Other crossings are also available to Obama. When Romney went to Israel he held a big-donor breakfast (always a dangerous setting for Romney). There, trying to impress, he explained to attendees the reasons for the superiority of the Israeli economy compared with the Palestinian one. His study had shown him that whenever there are disparate economic outcomes in adjacent countries, “culture makes all the difference … ” (and it doesn’t hurt to have God on your side). He even referred to “a discussion [he] had across the country in the United States” on this topic. I wonder if he had one of those discussions in Florida? His comments about side-by-side cultures would be totally consistent with his remarks about those Americans, living next door to the 53 percent who pay federal income taxes, who “refuse to take personal responsibility or care for their lives.” Yes, Mitt, culture makes all the difference.

This debate is taking place at the very scene of the 47 percent crime, Boca Raton, Fla. The president should make sure no one misses the irony of the location.
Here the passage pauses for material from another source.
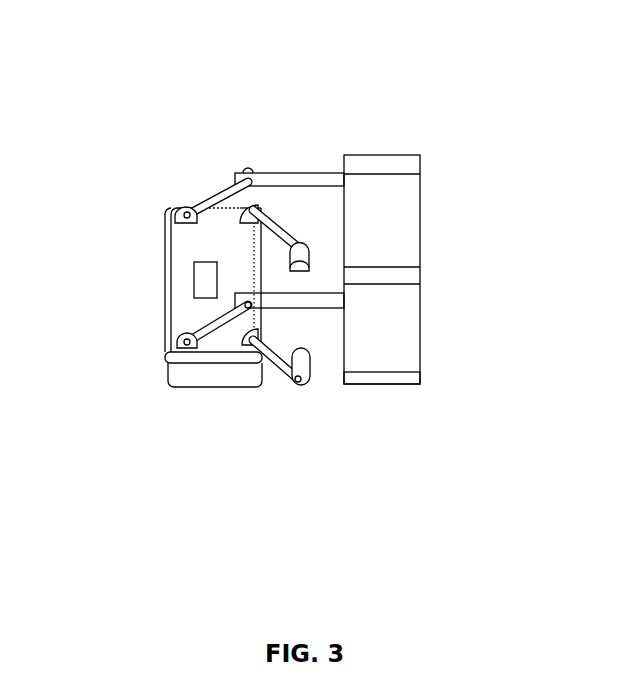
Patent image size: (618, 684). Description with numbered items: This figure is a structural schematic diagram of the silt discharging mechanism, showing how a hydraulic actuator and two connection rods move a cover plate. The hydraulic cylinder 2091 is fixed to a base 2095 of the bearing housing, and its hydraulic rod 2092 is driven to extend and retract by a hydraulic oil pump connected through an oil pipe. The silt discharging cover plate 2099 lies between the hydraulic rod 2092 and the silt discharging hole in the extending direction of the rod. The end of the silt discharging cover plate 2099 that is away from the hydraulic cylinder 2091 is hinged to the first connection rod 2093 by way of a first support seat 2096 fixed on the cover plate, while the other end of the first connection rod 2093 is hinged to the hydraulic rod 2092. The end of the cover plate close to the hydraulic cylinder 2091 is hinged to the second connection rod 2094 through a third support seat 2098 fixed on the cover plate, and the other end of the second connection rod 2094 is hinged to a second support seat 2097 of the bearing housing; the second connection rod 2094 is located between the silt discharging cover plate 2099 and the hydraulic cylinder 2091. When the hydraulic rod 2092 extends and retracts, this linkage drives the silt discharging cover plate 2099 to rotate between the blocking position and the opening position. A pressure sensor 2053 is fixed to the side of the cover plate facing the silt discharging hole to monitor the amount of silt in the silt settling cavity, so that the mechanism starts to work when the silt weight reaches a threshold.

If this down-the-middle metaphor gets past Obama, who showed a willingness to swing at everything in the last debate, then shame on him. Yes, this final debate is on the sole topic of foreign policy. But, with so much unresolved, Obama needs to feel free to discuss what he deems most important to the voters. One of the reasons that so many matters are still unclear is because Romney has constantly changed his positions, or at least his presentations, of the issues that count in this election. The strategy of the Obama campaign has been to portray Romney as the extreme conservative he claimed to be during the Republican primaries. Suddenly, with the emergence of “moderate Mitt,” the campaign has shifted its previous line of attack to a “flip flopper” critique. I suggest that it fold those two approaches into a broader analysis of Romney’s candidacy. Namely, that Romney lacks an essential quality for anyone who aspires to the office of president: character. Romney’s pandering, lack of personal transparency (lying), denial of statements he himself has made (lying again), misrepresentation of “studies” he cites in support of his economic policies (still lying) and penchant for clandestine truth-telling and public obfuscation all build the case for his poor character.
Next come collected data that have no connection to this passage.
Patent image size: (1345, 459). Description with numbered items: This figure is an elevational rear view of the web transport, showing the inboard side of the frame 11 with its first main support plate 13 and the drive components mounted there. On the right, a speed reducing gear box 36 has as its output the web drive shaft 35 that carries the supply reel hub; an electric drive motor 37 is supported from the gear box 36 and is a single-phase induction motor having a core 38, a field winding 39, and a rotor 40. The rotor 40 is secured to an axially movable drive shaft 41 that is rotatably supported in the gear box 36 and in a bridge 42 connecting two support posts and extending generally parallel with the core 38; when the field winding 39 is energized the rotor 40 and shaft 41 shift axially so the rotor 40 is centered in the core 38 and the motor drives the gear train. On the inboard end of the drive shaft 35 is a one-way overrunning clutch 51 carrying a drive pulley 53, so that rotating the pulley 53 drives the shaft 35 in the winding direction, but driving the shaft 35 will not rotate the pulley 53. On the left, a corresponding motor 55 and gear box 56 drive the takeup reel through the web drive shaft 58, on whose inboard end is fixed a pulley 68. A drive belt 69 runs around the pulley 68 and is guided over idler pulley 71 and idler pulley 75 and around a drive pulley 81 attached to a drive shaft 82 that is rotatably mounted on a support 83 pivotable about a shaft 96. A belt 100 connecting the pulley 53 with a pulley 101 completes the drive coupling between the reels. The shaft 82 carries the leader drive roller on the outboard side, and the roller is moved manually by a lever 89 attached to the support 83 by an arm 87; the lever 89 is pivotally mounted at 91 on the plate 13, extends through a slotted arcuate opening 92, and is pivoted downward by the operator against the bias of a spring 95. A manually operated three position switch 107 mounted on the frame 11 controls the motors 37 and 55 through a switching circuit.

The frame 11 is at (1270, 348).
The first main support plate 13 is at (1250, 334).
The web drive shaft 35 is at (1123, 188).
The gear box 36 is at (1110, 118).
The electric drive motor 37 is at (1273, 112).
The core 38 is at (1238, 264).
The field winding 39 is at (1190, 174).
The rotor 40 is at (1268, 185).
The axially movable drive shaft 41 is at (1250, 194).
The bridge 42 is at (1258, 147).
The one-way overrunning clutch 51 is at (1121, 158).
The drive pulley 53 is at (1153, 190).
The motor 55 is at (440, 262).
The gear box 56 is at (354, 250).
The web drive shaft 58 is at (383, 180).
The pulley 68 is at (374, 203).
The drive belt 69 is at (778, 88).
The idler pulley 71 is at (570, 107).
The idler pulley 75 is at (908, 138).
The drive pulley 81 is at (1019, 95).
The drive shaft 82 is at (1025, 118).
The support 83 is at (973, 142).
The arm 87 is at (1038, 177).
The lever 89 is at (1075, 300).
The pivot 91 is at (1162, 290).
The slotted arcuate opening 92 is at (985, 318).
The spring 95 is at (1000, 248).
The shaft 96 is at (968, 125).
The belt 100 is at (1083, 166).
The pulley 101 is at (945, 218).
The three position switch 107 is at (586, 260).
Obama should close with a strong statement of his vision for the next term of his presidency. This should include: (1) The establishment of state health insurance exchanges, the expansion of Medicaid, the strengthening of Medicare, subsidies for middle-class families to buy health insurance and other elements necessary for the final implementation of the Affordable Care Act. (2) Passing the American Jobs Act to reignite the economy, rebuild the physical infrastructure of the nation’s roads, bridges and airports and invest in the education of workers for 21st century positions. (3) Comprehensive immigration reform to bring 12 million people out of the shadows and into the mainstream of American life. (4) Reform of tax policy to set the nation fully and finally on a course to reduce our debt and secure Social Security for future generations. (5) Expanding the opportunity and freedom of all Americans, regardless of race, gender or sexual orientation, to vote, marry, work, serve our nation and pursue happiness, free of discrimination.

That is what I see in a second Obama term. Now the president just needs to say it out loud so the American people can hear it.